It took some doing, but I finally made my way through all the doom & gloom on the front page of today's New York Times (we executed somebody last night, healthcare is doomed, and there's not enough of anything we all want to go around) to find something truly blog worthy.
Check out this woman, and her "create a cow from a cow" inspired furnishings. Go ahead. Read it. I'll wait.
At first, looking at those hippopotamus-like benches (not to mention the picture of the guys pouring the plaster cast of the cow's stomach...) I thought, "This woman is nuts...why would anyone call that art?" But then this quote, describing how she got to this place, caught my attention: "She was baffled by the social psychology of a reputed animal-loving nation that felt it had to transform chicken into dinosaur-shaped nuggets to feed to its children."

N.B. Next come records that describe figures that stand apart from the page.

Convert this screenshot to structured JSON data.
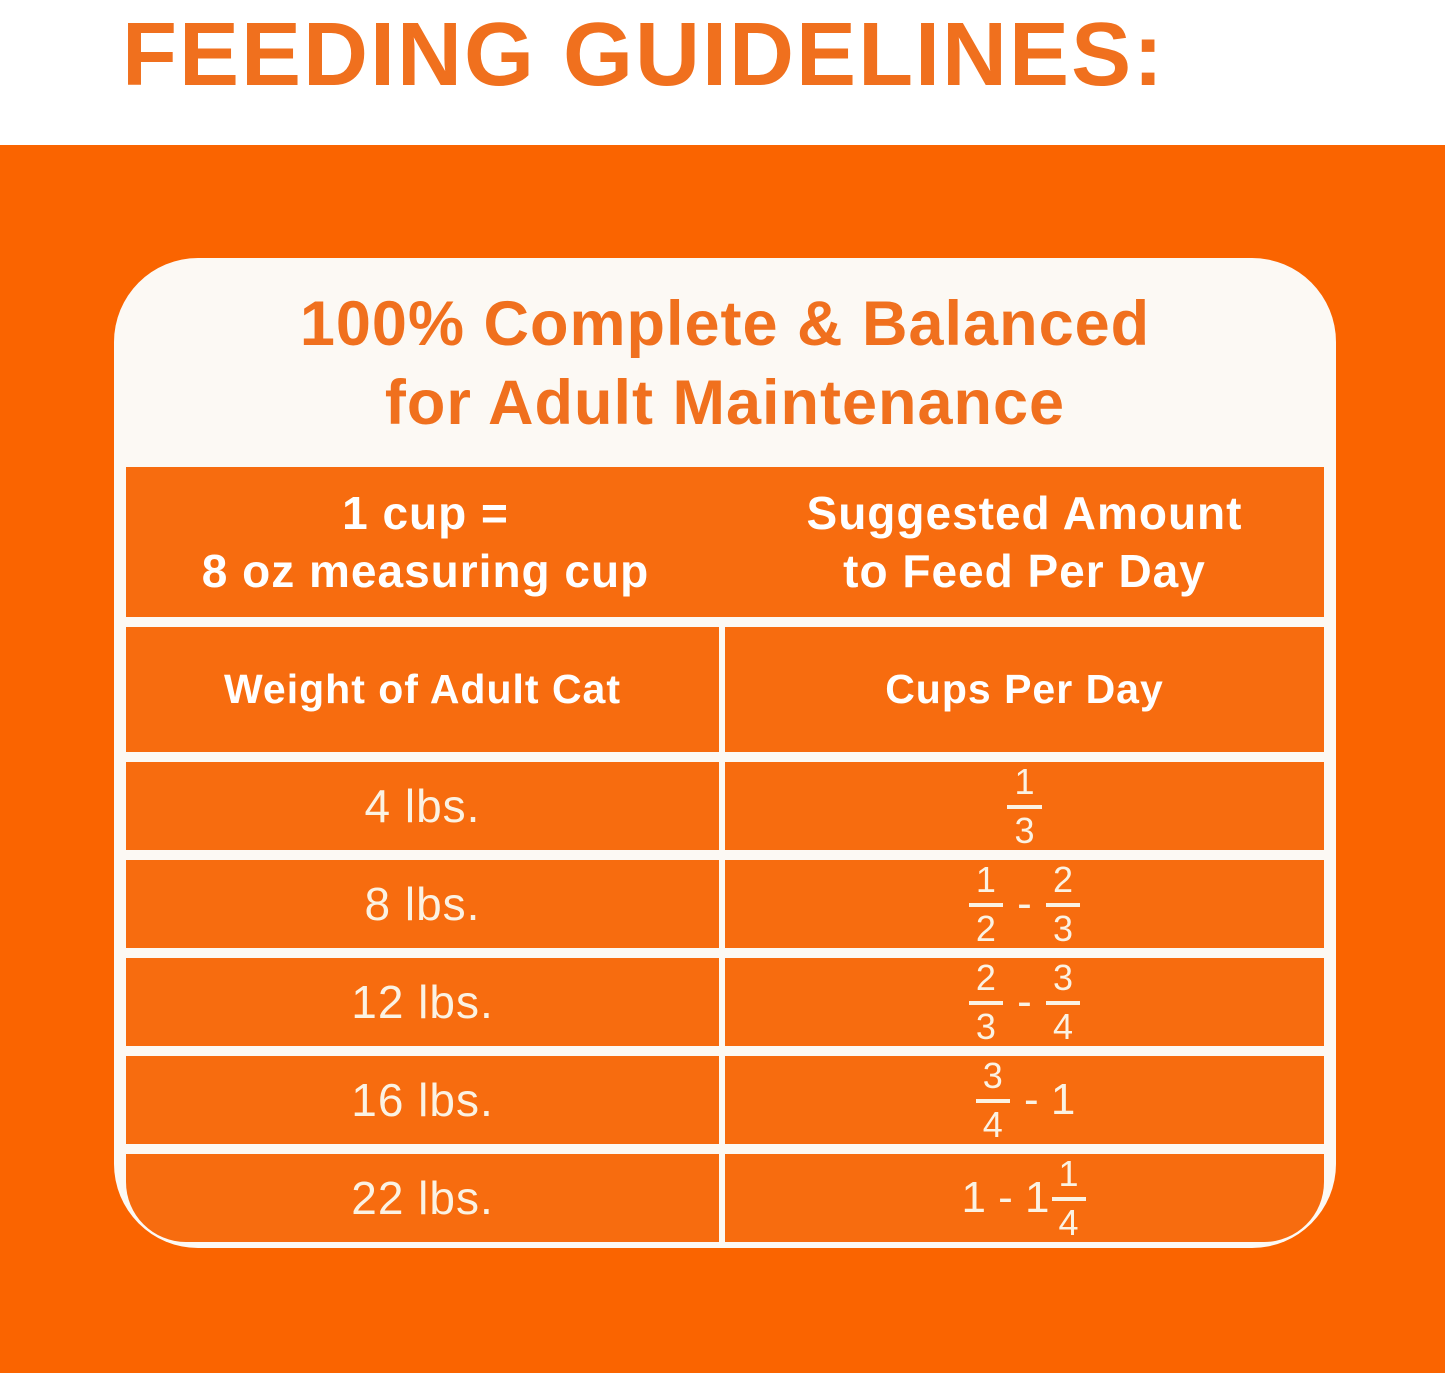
{
  "page": {
    "title": "FEEDING GUIDELINES:"
  },
  "colors": {
    "background_orange": "#FA6400",
    "cell_orange": "#F76C0F",
    "accent_orange": "#F0701E",
    "text_white": "#FFFFFF",
    "text_cream": "#FBF2E3",
    "card_white": "#FCF9F4"
  },
  "card": {
    "title_line1": "100% Complete & Balanced",
    "title_line2": "for Adult Maintenance"
  },
  "table": {
    "header": {
      "left_line1": "1 cup =",
      "left_line2": "8 oz measuring cup",
      "right_line1": "Suggested Amount",
      "right_line2": "to Feed Per Day"
    },
    "columns": {
      "left": "Weight of Adult Cat",
      "right": "Cups Per Day"
    },
    "rows": [
      {
        "weight": "4 lbs.",
        "cups_text": "1/3",
        "cups_tokens": [
          {
            "type": "frac",
            "num": "1",
            "den": "3"
          }
        ]
      },
      {
        "weight": "8 lbs.",
        "cups_text": "1/2 - 2/3",
        "cups_tokens": [
          {
            "type": "frac",
            "num": "1",
            "den": "2"
          },
          {
            "type": "text",
            "value": " - "
          },
          {
            "type": "frac",
            "num": "2",
            "den": "3"
          }
        ]
      },
      {
        "weight": "12 lbs.",
        "cups_text": "2/3 - 3/4",
        "cups_tokens": [
          {
            "type": "frac",
            "num": "2",
            "den": "3"
          },
          {
            "type": "text",
            "value": " - "
          },
          {
            "type": "frac",
            "num": "3",
            "den": "4"
          }
        ]
      },
      {
        "weight": "16 lbs.",
        "cups_text": "3/4 - 1",
        "cups_tokens": [
          {
            "type": "frac",
            "num": "3",
            "den": "4"
          },
          {
            "type": "text",
            "value": " - 1"
          }
        ]
      },
      {
        "weight": "22 lbs.",
        "cups_text": "1 - 1 1/4",
        "cups_tokens": [
          {
            "type": "text",
            "value": "1 - 1"
          },
          {
            "type": "frac",
            "num": "1",
            "den": "4"
          }
        ]
      }
    ]
  }
}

Hmm...that's an interesting point. Suddenly, I was contemplating the true meaning of the cow couch. Okay, not really. But it got me thinking about the things I don't really think about. It reminded me of a day I had lunch with my mom, where we ordered some sort of fish & chips combo and the fish came in 3 inch triangles. My mom picked up a piece and asked (being from Maine and married to a lobsterman and all) "I wonder what kind of fish is shaped like this?" Then, realizing that the answer was "No fish ever comes in that particular dimention..." we both burst out laughing.
I'm just now starting to give serious consideration to the food I eat. Not so much as a dietary question (I've tried that, and the only motivation that really works is when I need to eat less to fit into my jeans) but as a spiritual one. It sounds kind of hoaky, but if part of a spiritual life is having some sort of awareness of the things God created (and the shape he created them in) it seems like my blind consumption of diosaur-shaped chicken bits might be a missed opportunity. Don't get me wrong--I'm not against dino-themed kids meals or even triangular fish. But before I eat something (or buy something, or make fun of something like a giant hippo-esque cow couch) I can ask, "Um, God...what's going on here?" and see if he has anything to say.
I'm not brave enough to ask that question when reading the front page of the Times. It's too overwhelming. But I can ask it about the little things, and trust that that's enough to start a conversation. Right now, I have a page of "extra smooth" tofu in the fridge. If that doesn't inspire a "what's going on here?" conversation, I don't know what will.